Twenty-one out of 22 games. That’s where the Colorado Rockies stand after their 6-4 win at Coors Field eliminated the Arizona Diamondbacks. If Arizona was thinking The Boston Red Sox did it, they were doing too much thinking and not enough playing. It is too bad that the error by Arizona first baseman Conor Jackson on Willy Taveras’ easy grounder splattered the fourth inning with the unearned runs that led to the victory, robbing the D-Backs of a chance at a Red Sox-like comeback, but there’s no way you can say the unearned runs mean the Rockies didn’t earn their World Series birth.

Series MVP Matt Holliday had the three-run blast that capped a six-run outburst in the fourth inning.
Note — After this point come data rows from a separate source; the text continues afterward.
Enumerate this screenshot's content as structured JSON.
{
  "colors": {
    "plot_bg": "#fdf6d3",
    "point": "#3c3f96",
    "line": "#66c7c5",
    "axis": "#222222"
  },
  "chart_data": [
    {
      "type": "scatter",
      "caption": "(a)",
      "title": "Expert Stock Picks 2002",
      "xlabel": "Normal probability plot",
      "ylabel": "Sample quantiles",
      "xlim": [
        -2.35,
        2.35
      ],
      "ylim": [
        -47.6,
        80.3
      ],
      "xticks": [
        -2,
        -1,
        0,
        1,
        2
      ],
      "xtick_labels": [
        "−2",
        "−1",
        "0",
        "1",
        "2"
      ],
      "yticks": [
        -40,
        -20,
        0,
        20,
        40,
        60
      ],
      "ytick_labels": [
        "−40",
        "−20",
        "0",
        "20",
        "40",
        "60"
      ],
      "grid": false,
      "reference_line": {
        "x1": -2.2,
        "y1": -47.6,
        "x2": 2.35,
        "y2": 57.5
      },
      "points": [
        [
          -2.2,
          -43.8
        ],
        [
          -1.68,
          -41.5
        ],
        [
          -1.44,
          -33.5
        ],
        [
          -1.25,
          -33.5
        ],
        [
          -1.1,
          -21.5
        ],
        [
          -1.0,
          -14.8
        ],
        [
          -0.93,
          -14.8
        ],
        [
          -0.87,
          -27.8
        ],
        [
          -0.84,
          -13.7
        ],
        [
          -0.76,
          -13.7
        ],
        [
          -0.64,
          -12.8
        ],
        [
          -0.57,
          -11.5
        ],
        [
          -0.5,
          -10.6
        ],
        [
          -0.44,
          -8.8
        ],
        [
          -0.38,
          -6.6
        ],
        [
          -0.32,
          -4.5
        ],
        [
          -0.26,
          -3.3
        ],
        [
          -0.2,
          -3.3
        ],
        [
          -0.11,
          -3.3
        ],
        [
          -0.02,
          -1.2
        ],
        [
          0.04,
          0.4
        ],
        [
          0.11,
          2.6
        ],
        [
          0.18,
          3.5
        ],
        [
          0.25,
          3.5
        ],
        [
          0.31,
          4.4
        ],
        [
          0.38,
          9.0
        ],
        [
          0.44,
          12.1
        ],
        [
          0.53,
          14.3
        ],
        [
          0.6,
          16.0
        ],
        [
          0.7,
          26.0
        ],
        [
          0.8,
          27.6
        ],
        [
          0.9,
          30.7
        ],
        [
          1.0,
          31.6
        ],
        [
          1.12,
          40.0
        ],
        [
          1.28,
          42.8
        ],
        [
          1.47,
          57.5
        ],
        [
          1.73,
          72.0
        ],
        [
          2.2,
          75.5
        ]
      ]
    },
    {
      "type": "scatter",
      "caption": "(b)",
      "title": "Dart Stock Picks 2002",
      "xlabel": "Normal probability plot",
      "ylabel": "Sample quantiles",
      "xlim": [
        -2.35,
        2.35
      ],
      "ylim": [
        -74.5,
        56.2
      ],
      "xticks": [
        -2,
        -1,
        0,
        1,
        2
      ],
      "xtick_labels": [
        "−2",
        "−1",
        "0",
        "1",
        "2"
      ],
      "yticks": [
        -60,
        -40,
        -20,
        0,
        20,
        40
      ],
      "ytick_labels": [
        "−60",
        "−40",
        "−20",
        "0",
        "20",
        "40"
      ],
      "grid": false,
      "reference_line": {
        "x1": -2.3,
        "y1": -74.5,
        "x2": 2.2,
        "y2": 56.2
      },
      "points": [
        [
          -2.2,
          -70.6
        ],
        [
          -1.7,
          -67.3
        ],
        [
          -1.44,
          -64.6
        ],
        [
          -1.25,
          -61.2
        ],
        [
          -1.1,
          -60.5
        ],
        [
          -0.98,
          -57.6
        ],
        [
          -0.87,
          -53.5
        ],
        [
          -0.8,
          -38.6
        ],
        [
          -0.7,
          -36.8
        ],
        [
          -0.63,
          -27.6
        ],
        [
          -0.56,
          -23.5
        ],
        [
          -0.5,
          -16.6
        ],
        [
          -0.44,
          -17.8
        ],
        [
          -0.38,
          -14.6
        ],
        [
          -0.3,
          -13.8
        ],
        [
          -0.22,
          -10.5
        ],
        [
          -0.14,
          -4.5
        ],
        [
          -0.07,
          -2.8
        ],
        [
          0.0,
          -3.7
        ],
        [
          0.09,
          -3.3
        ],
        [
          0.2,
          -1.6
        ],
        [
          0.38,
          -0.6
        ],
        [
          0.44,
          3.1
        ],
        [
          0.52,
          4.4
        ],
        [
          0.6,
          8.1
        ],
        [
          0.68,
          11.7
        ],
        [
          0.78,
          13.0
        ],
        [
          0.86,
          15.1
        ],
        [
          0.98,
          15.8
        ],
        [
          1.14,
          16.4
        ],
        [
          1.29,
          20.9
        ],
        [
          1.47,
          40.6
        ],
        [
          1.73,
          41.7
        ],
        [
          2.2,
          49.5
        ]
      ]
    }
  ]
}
The Rockies are definitely on Holliday and the guy’s clutch rep is growing by leaps and bounds.

The Oct. 24 start date of the WS gives the Rocks more than a week off, a record, and a huge rest-up advantage since the Indians and Red Sox give every indication of going seven in the ALCS. The Indians lead the ALCS 2-1 after last night’s victory.

The Rockies’ seven straight wins puts them alone in the company of the Big Red Machine of 1976 as the only teams to start a postseason in such a way.

It’s hard to remember that this invincible-looking team was just one strike from postseason elimination at the end of the season.

The D-Backs have nothing to hang their heads about, though their pain is understandable. “Once the sting of this subsides,” manager Bob Melvin said, “we’ll be able to reflect that we did have a great year.”

Chris Snyder made it close with a three-run homer in the eighth. In the ninth, with a runner at second and the tying run at the plate closer Manny Corpas induced Stephen Drew to pop out on a 3-0 pitch. “If that’s not the tying run,” Melvin said, “then I obviously don’t let him swing. But right there you know you’re going to get a fastball, you know you’re going to get a pitch to drive. He just came off it a hair and popped it up.”

Eric Byrnes made the final out on a check-swing grounder and the celebration was on.